Microsoft to pay $20 million over children's data storage

Microsoft to pay $20 million over children's data storage

Microsoft has agreed to pay $20 million for improperly collecting personal data from Xbox users under the age of 13.

The Department of Justice (DoJ), on behalf of the US Federal Trade Commission (FTC), filed a complaint accusing the company of violating the US Children's Online Privacy Protection Act (COPPA).

The complaint alleges that Microsoft collected and stored children's data, and did so without obtaining consent from their parents.

According to COPPA regulations, for-profit companies must notify parents before storing information on children under the age of 13 "for longer than is reasonably necessary to fulfill the purpose for which it was collected".

Parents must also have the option to prevent the sharing of such information with third parties.

In order to access Xbox games and utilise services like Xbox Live, users are required to create an account and provide personal information such as their full name, place of birth and email address.
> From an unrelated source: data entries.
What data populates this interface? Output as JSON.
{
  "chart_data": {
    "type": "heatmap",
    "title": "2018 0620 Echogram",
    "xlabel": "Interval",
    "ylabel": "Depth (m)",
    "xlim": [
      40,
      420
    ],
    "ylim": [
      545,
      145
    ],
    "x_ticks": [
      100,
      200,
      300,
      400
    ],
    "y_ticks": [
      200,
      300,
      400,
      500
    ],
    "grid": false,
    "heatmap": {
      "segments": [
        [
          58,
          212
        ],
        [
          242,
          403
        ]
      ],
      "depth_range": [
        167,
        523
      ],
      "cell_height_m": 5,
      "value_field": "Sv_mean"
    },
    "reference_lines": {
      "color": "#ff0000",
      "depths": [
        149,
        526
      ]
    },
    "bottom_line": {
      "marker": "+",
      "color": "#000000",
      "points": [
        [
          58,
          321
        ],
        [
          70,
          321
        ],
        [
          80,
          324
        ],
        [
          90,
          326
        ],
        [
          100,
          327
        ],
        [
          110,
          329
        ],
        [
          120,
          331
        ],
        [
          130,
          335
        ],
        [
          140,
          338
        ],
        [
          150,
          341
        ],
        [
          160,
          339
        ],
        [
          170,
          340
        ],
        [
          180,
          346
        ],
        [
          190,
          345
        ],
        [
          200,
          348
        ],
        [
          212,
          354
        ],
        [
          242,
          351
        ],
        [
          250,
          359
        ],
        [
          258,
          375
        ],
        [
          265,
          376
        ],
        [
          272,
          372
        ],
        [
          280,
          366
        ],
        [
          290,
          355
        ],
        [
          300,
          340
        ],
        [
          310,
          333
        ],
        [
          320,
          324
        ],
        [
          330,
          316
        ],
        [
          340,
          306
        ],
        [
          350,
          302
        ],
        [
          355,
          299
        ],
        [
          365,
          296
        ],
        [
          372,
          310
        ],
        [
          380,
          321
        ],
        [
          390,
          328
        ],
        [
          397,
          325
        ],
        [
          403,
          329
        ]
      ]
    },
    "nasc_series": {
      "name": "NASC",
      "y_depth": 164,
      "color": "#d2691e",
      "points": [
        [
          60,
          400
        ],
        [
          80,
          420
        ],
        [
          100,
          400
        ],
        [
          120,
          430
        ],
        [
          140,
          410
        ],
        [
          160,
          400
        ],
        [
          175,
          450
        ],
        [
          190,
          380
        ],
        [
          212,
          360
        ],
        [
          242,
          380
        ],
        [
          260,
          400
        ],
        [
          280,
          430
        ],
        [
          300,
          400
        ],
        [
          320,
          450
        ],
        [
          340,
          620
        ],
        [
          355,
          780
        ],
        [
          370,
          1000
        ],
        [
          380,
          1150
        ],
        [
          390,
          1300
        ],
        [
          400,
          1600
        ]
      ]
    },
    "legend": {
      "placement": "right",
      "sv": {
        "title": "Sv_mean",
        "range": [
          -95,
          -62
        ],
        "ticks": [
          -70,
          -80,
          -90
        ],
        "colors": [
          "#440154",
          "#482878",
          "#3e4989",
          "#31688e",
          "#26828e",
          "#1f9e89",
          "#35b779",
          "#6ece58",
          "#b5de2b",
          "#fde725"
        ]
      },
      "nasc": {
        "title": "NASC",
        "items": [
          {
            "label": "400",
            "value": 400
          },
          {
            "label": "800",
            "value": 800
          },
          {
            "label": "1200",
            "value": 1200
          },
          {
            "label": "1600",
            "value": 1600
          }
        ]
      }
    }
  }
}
The FTC's investigation revealed that between 2015 and 2020, Microsoft only prompted users under the age of 13 to have their parents complete the account creation process after they had provided their personal information.

The company stored such data regardless of whether the parents had completed the registration process. This means that Microsoft retained children's data even without parental consent or completion of the registration process.

The FTC further highlighted that Microsoft combines a user's gamertag with a unique identifier, which it could potentially share with third-party developers, even for accounts owned by users under the age of 13.

FTC orders Microsoft to boost child protection

Microsoft must now implement measures to enhance privacy safeguards for child Xbox users.

As part of the changes, the tech giant will be required to modify its account creation process for underage users.

The company has already updated the process by asking for a user's date of birth before anything else. If necessary, Microsoft will then ask for parental consent before requesting any further identifiable information.

Additionally, Microsoft will ask underage users who created an account prior to May 2021 to have their parents re-verify their account in the coming months.

Microsoft will extend the protections outlined in COPPA to third-party gaming publishers with whom it shares children's data.

"Our proposed order makes it easier for parents to protect their children's privacy on Xbox, and limits what information Microsoft can collect and retain about kids," said Samuel Levine, director of the FTC's Bureau of Consumer Protection.

"This action should also make it abundantly clear that kids' avatars, biometric data and health information are not exempt from COPPA."

A spokesperson from Microsoft said the company is fully committed to complying with the order.

The spokesperson said that the retention of information on users who didn't complete the sign-up process was a "data retention glitch found in our system."

The company is now actively working on developing a new identification and age validation system.

"Regrettably, we did not meet customer expectations and are committed to complying with the order to continue improving upon our safety measures," Microsoft's Dave McCarthy, CVP of Xbox Player Services, wrote in an Xbox blog post.

The $20 million settlement must be approved by a federal court before it takes effect.

This is just the latest FTC fine involving video game companies and alleged COPPA violations.

Last year, Fortnite developer Epic Games agreed to pay a $520 million FTC fine, $275 million of which related to COPPA violations.

Last week, Amazon agreed to pay the FTC an amount exceeding $30 million, to settle allegations of privacy violations within its Alexa and Ring divisions.